Monday, May 10, 2010

Want to hear about my boring literary dream? Well too bad if you don't – this is the charm of blogging.

In my dream I was walking through a park with Tim and Amanda, talking about literature. I remember that there were lots of fallen branches in the park that council staff had arranged into tidy piles ("Oh, there's the gum-tree-branch pile!" I remember joking).

At one point Amanda said something and Tim and I replied at the same time, "Have you read Crash by JG Ballard?" I was pleased that he and I we would both be 'on the same page', literarily speaking. I then remember discoursing at length on the themes of the book Crash while the others listened respectfully, which just shows that my dreams reflect my real-life fears of boring my companions with my long-winded conversational tangents.

Our walk went through an avenue of elm trees and turned a corner, and I realised we were at a posh café in the Carlton Gardens. Even though there is no such café it turns out that we were all familiar with it, and our conversation turned to how the coffee was actually quite good there, and the food was not as expensive as you'd have thought.

I spotted an author whom I recognised in the dream as John Marsden (even though he did not at all resemble the real John Marsden), which reminded me to tell the others about an episode in my precocious past, in which a children's author had invited me, then actually a child, to collaborate on a book. But this revolutionary literary experiment had ended badly when the famous author slapped me. (This is an absurd combination of some wish-fulfilment fantasy – I idolised various children's authors – and the plot of The Slap by Christos Tsiolkas.)

The three of us got into a car that, in the dream, belonged to Tim. At first I was driving with the other two in the back seat, but then Tim said, "I'll drive," but instead of him getting into the drivers' seat, he just started driving from right where he was sitting and I realised the car itself had turned backwards – I was now in the back seat, with Tim and Amanda in the front. The car was now a left-hand drive car, which made me muse, "Hmmm, don't they drive on the right in Japan?"

And amazingly, we were now driving in Japan. We drove through picturesque country until we started to drive past blocks and blocks of depressing Commish-style flats and I realised we were in the Tokyo suburbs. (I saw two Western hippie-punks graffiti-ing one of the apartment blocks.)

Then I realised that there were queues of people lining the road, and very few cars. With a jolt of the-rangas-in-MIA's-'Born Free'-video fear I realised all the people were gaijin – not a single Japanese person except for the uniformed police marshalling the queues and shouting in stereotypically bad English, "YOUR PAPERS PREASE!" – and I feared what was happening.

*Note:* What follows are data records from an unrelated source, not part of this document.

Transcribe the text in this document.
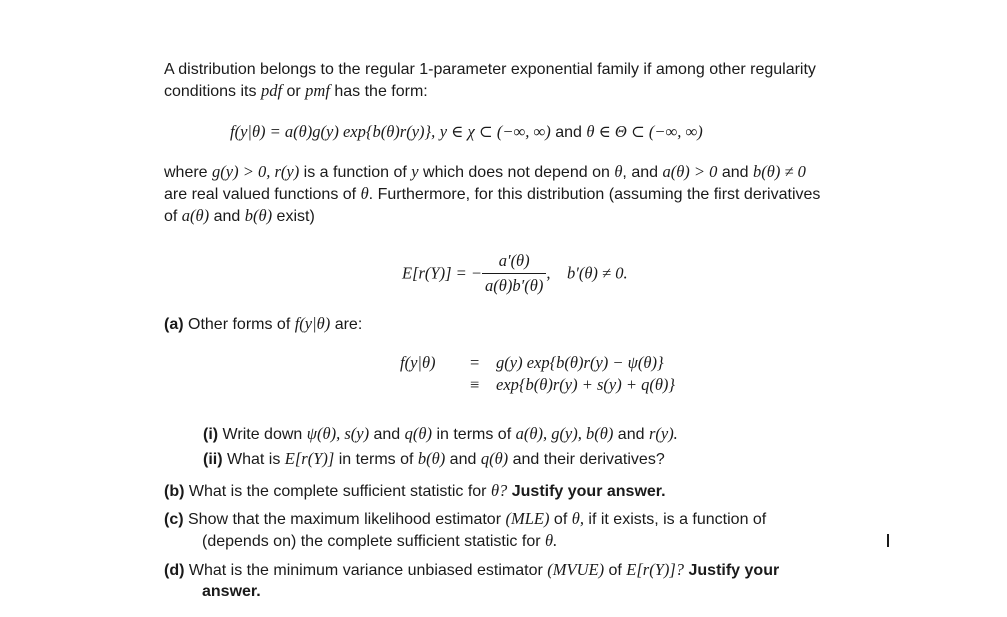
A distribution belongs to the regular 1-parameter exponential family if among other regularity
conditions its pdf or pmf has the form:
f(y|θ) = a(θ)g(y) exp{b(θ)r(y)}, y ∈ χ ⊂ (−∞, ∞) and θ ∈ Θ ⊂ (−∞, ∞)
where g(y) > 0, r(y) is a function of y which does not depend on θ, and a(θ) > 0 and b(θ) ≠ 0
are real valued functions of θ. Furthermore, for this distribution (assuming the first derivatives
of a(θ) and b(θ) exist)
E[r(Y)] = − $\frac{a'(\theta)}{a(\theta)b'(\theta)}$ ,    b′(θ) ≠ 0.
(a) Other forms of f(y|θ) are:
f(y|θ) = g(y) exp{b(θ)r(y) − ψ(θ)}
≡ exp{b(θ)r(y) + s(y) + q(θ)}
(i) Write down ψ(θ), s(y) and q(θ) in terms of a(θ), g(y), b(θ) and r(y).
(ii) What is E[r(Y)] in terms of b(θ) and q(θ) and their derivatives?
(b) What is the complete sufficient statistic for θ? Justify your answer.
(c) Show that the maximum likelihood estimator (MLE) of θ, if it exists, is a function of
(depends on) the complete sufficient statistic for θ.
(d) What is the minimum variance unbiased estimator (MVUE) of E[r(Y)]? Justify your
answer.
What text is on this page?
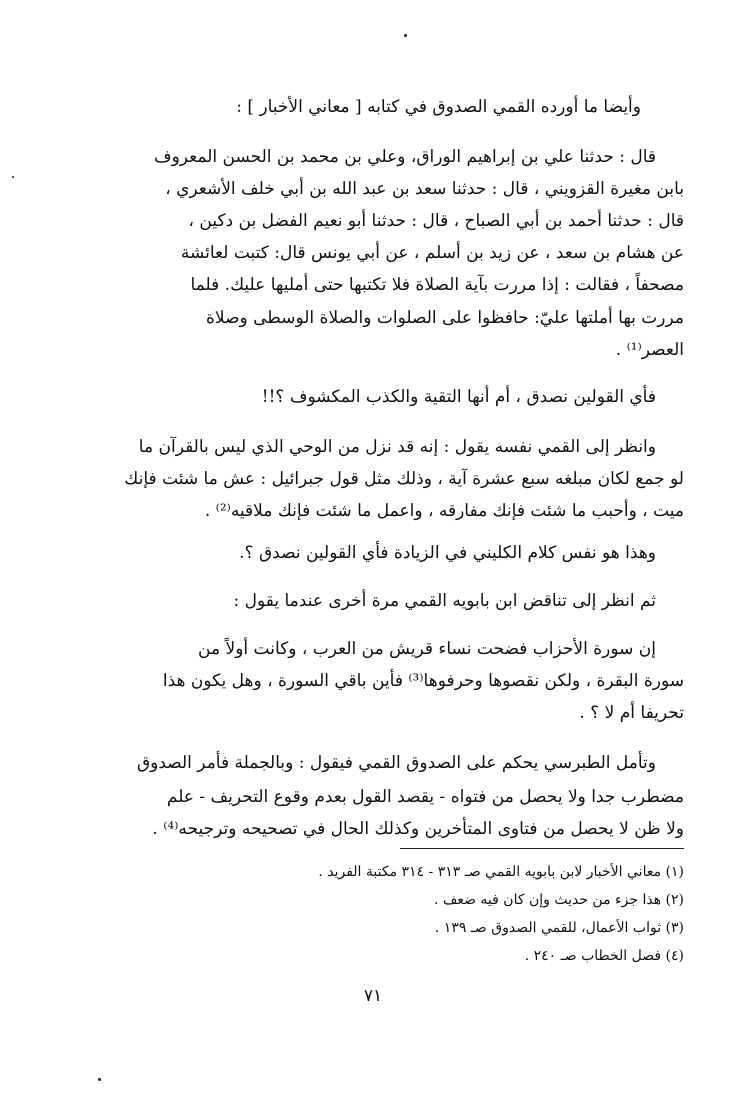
وأيضا ما أورده القمي الصدوق في كتابه [ معاني الأخبار ] :
قال : حدثنا علي بن إبراهيم الوراق، وعلي بن محمد بن الحسن المعروف
بابن مغيرة القزويني ، قال : حدثنا سعد بن عبد الله بن أبي خلف الأشعري ،
قال : حدثنا أحمد بن أبي الصباح ، قال : حدثنا أبو نعيم الفضل بن دكين ،
عن هشام بن سعد ، عن زيد بن أسلم ، عن أبي يونس قال: كتبت لعائشة
مصحفاً ، فقالت : إذا مررت بآية الصلاة فلا تكتبها حتى أمليها عليك. فلما
مررت بها أملتها عليّ: حافظوا على الصلوات والصلاة الوسطى وصلاة
العصر⁽¹⁾ .
فأي القولين نصدق ، أم أنها التقية والكذب المكشوف ؟!!
وانظر إلى القمي نفسه يقول : إنه قد نزل من الوحي الذي ليس بالقرآن ما
لو جمع لكان مبلغه سبع عشرة آية ، وذلك مثل قول جبرائيل : عش ما شئت فإنك
ميت ، وأحبب ما شئت فإنك مفارقه ، واعمل ما شئت فإنك ملاقيه⁽²⁾ .
وهذا هو نفس كلام الكليني في الزيادة فأي القولين نصدق ؟.
ثم انظر إلى تناقض ابن بابويه القمي مرة أخرى عندما يقول :
إن سورة الأحزاب فضحت نساء قريش من العرب ، وكانت أولاً من
سورة البقرة ، ولكن نقصوها وحرفوها⁽³⁾ فأين باقي السورة ، وهل يكون هذا
تحريفا أم لا ؟ .
وتأمل الطبرسي يحكم على الصدوق القمي فيقول : وبالجملة فأمر الصدوق
مضطرب جدا ولا يحصل من فتواه - يقصد القول بعدم وقوع التحريف - علم
ولا ظن لا يحصل من فتاوى المتأخرين وكذلك الحال في تصحيحه وترجيحه⁽⁴⁾ .
(١) معاني الأخبار لابن بابويه القمي صـ ٣١٣ - ٣١٤ مكتبة الفريد .
(٢) هذا جزء من حديث وإن كان فيه ضعف .
(٣) ثواب الأعمال، للقمي الصدوق صـ ١٣٩ .
(٤) فصل الخطاب صـ ٢٤٠ .
٧١
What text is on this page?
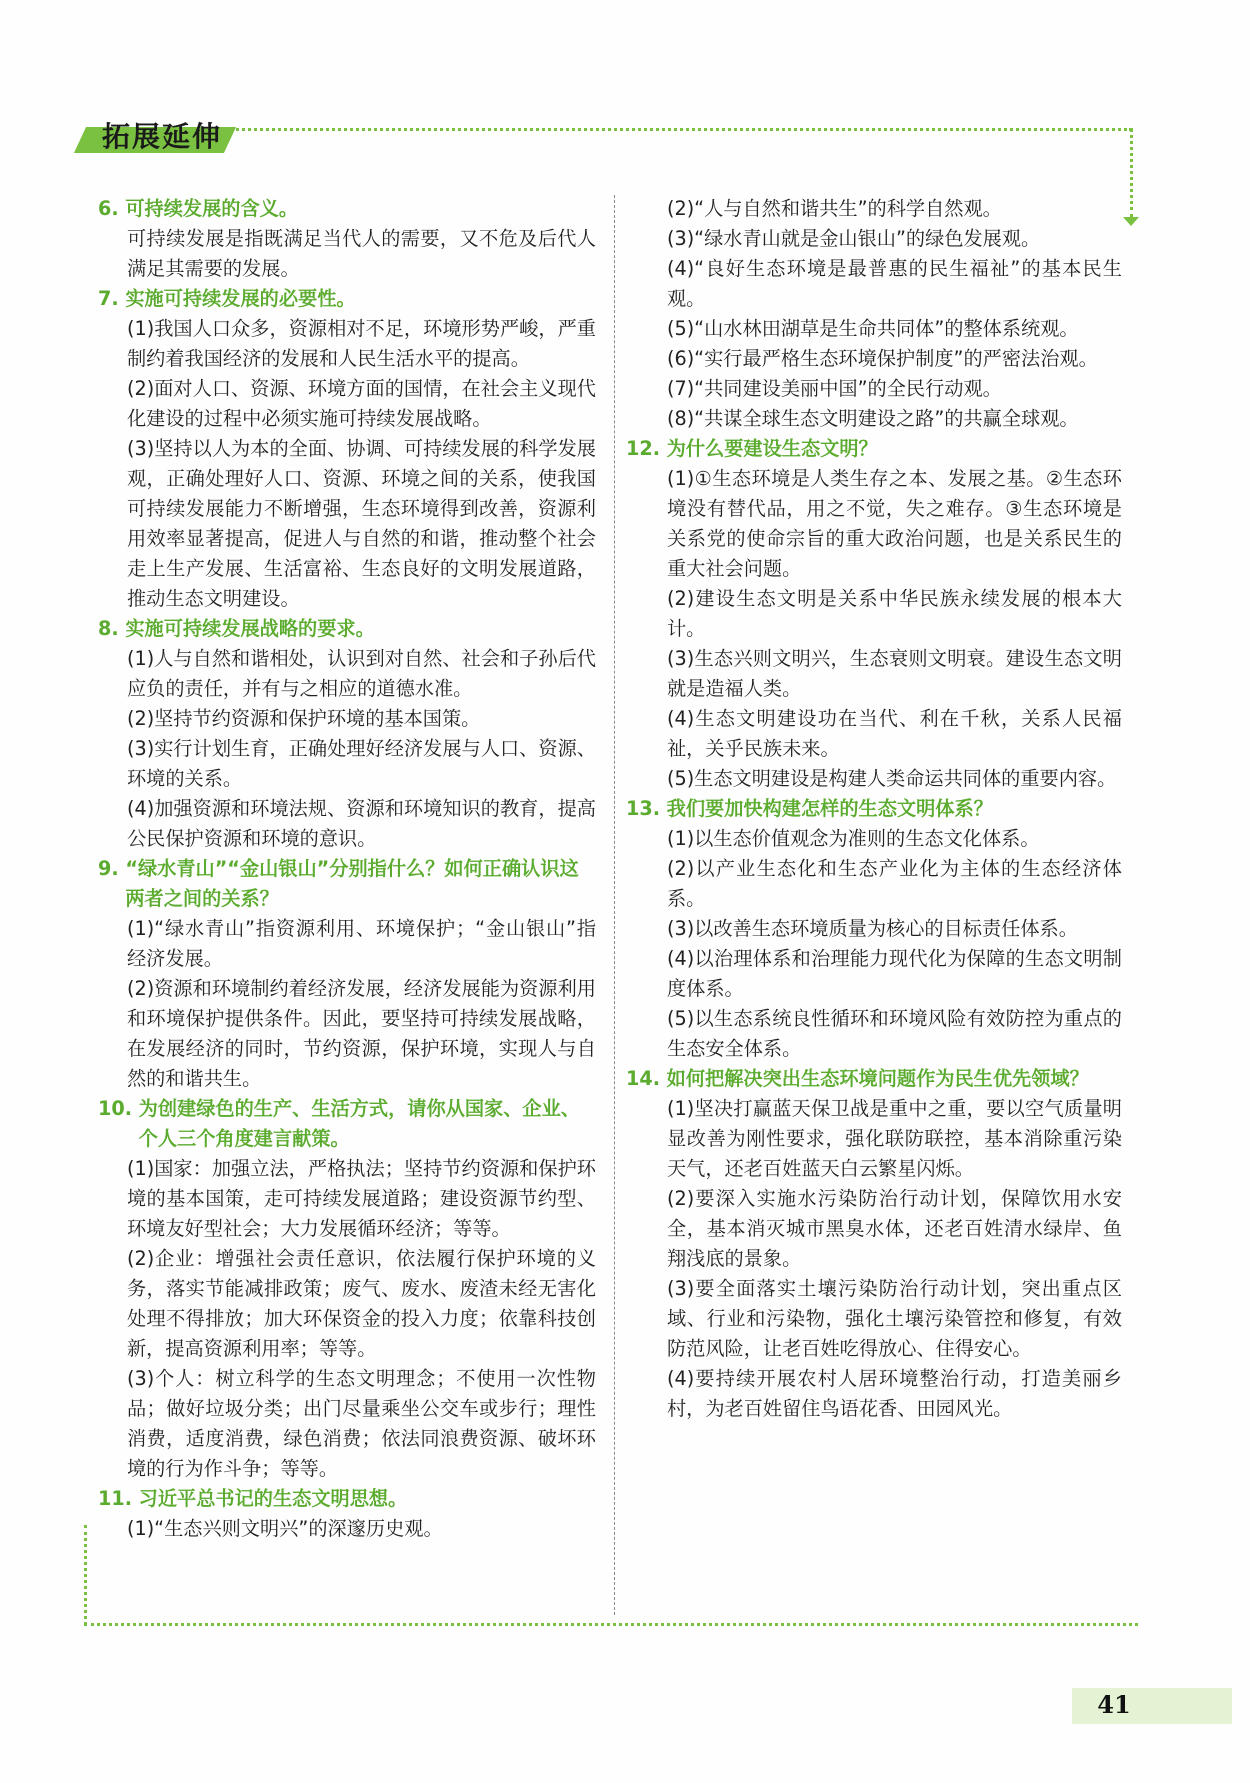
拓展延伸
6. 可持续发展的含义。
可持续发展是指既满足当代人的需要，又不危及后代人满足其需要的发展。
7. 实施可持续发展的必要性。
(1)我国人口众多，资源相对不足，环境形势严峻，严重制约着我国经济的发展和人民生活水平的提高。
(2)面对人口、资源、环境方面的国情，在社会主义现代化建设的过程中必须实施可持续发展战略。
(3)坚持以人为本的全面、协调、可持续发展的科学发展观，正确处理好人口、资源、环境之间的关系，使我国可持续发展能力不断增强，生态环境得到改善，资源利用效率显著提高，促进人与自然的和谐，推动整个社会走上生产发展、生活富裕、生态良好的文明发展道路，推动生态文明建设。
8. 实施可持续发展战略的要求。
(1)人与自然和谐相处，认识到对自然、社会和子孙后代应负的责任，并有与之相应的道德水准。
(2)坚持节约资源和保护环境的基本国策。
(3)实行计划生育，正确处理好经济发展与人口、资源、环境的关系。
(4)加强资源和环境法规、资源和环境知识的教育，提高公民保护资源和环境的意识。
9. “绿水青山”“金山银山”分别指什么？如何正确认识这两者之间的关系？
(1)“绿水青山”指资源利用、环境保护；“金山银山”指经济发展。
(2)资源和环境制约着经济发展，经济发展能为资源利用和环境保护提供条件。因此，要坚持可持续发展战略，在发展经济的同时，节约资源，保护环境，实现人与自然的和谐共生。
10. 为创建绿色的生产、生活方式，请你从国家、企业、个人三个角度建言献策。
(1)国家：加强立法，严格执法；坚持节约资源和保护环境的基本国策，走可持续发展道路；建设资源节约型、环境友好型社会；大力发展循环经济；等等。
(2)企业：增强社会责任意识，依法履行保护环境的义务，落实节能减排政策；废气、废水、废渣未经无害化处理不得排放；加大环保资金的投入力度；依靠科技创新，提高资源利用率；等等。
(3)个人：树立科学的生态文明理念；不使用一次性物品；做好垃圾分类；出门尽量乘坐公交车或步行；理性消费，适度消费，绿色消费；依法同浪费资源、破坏环境的行为作斗争；等等。
11. 习近平总书记的生态文明思想。
(1)“生态兴则文明兴”的深邃历史观。
(2)“人与自然和谐共生”的科学自然观。
(3)“绿水青山就是金山银山”的绿色发展观。
(4)“良好生态环境是最普惠的民生福祉”的基本民生观。
(5)“山水林田湖草是生命共同体”的整体系统观。
(6)“实行最严格生态环境保护制度”的严密法治观。
(7)“共同建设美丽中国”的全民行动观。
(8)“共谋全球生态文明建设之路”的共赢全球观。
12. 为什么要建设生态文明？
(1)①生态环境是人类生存之本、发展之基。②生态环境没有替代品，用之不觉，失之难存。③生态环境是关系党的使命宗旨的重大政治问题，也是关系民生的重大社会问题。
(2)建设生态文明是关系中华民族永续发展的根本大计。
(3)生态兴则文明兴，生态衰则文明衰。建设生态文明就是造福人类。
(4)生态文明建设功在当代、利在千秋，关系人民福祉，关乎民族未来。
(5)生态文明建设是构建人类命运共同体的重要内容。
13. 我们要加快构建怎样的生态文明体系？
(1)以生态价值观念为准则的生态文化体系。
(2)以产业生态化和生态产业化为主体的生态经济体系。
(3)以改善生态环境质量为核心的目标责任体系。
(4)以治理体系和治理能力现代化为保障的生态文明制度体系。
(5)以生态系统良性循环和环境风险有效防控为重点的生态安全体系。
14. 如何把解决突出生态环境问题作为民生优先领域？
(1)坚决打赢蓝天保卫战是重中之重，要以空气质量明显改善为刚性要求，强化联防联控，基本消除重污染天气，还老百姓蓝天白云繁星闪烁。
(2)要深入实施水污染防治行动计划，保障饮用水安全，基本消灭城市黑臭水体，还老百姓清水绿岸、鱼翔浅底的景象。
(3)要全面落实土壤污染防治行动计划，突出重点区域、行业和污染物，强化土壤污染管控和修复，有效防范风险，让老百姓吃得放心、住得安心。
(4)要持续开展农村人居环境整治行动，打造美丽乡村，为老百姓留住鸟语花香、田园风光。
41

But a policewoman simply handed us a stiff sheet of paper and waved us forward. I felt very pleased not to be queueing with all the suckers. I looked at the paper and it was a sticker, similar to a registration sticker, designed to be attached to the vehicle. It said something to the effect of, "This foreigner has a three-day tourist visa in Tokyo and is entitled to park anywhere for those three days."

By this stage the others had disappeared (had I dropped them off somewhere?) and I was driving the car. I steered it between some buildings and parked it in an obscure car park, being careful as it wasn't my car and I didn't want to damage it. Then I faced the dilemma of where on the car to paste the sticker. I tried several places but changed my mind and had to peel the sticker off, but it ripped like a price sticker and eventually disintegrated altogether.

I was panicking – I was in Tokyo without a tourist visa, without any idea where I was, anywhere to stay or any way to contact my fellow tourists. I wandered through an anonymous city district (including an American-themed diner where the waitresses dressed a lot like the staff of Merlotte's) trying not to panic.

Then in the foyer of a plush hotel I ran into some people I knew. They greeted me heartily ("Are you in town for the ____ conference?" they asked) and reassured me that if I'd parked the car in an out-of-the-way spot it would be fine for the three days. They said, "Have you heard of a writer called Tim Howard?" and I said, "Of course, he writes for me at The Enthusiast," and they said, "Oh really? Haven't you heard? He was shortlisted for the ____ Literary Award but nobody knows who he is."

At this news I thought, "Wow, what a dark horse!" and also "Yay, we'll be getting great pageviews!" Presumably Tim also didn't know about his shortlisting, since he was also lost in Japan somewhere. I wandered on and on, and eventually ran into Sophie, who was staffing a flower stall. She assured me she could book me a cheap hotel room, but it turns out the place she had in mind was fully booked.

I woke up from the dream with an anxious, disorganised feeling. Which, really, is the way I feel most of the time.

Brilliant! I always like hearing about my appearances in dreams, especially dreams in which I am driving a shapeshifting car and winning literary awards.

"...but nobody knows who he is"

That sounds like the kind of thing people say about me in my own dreams.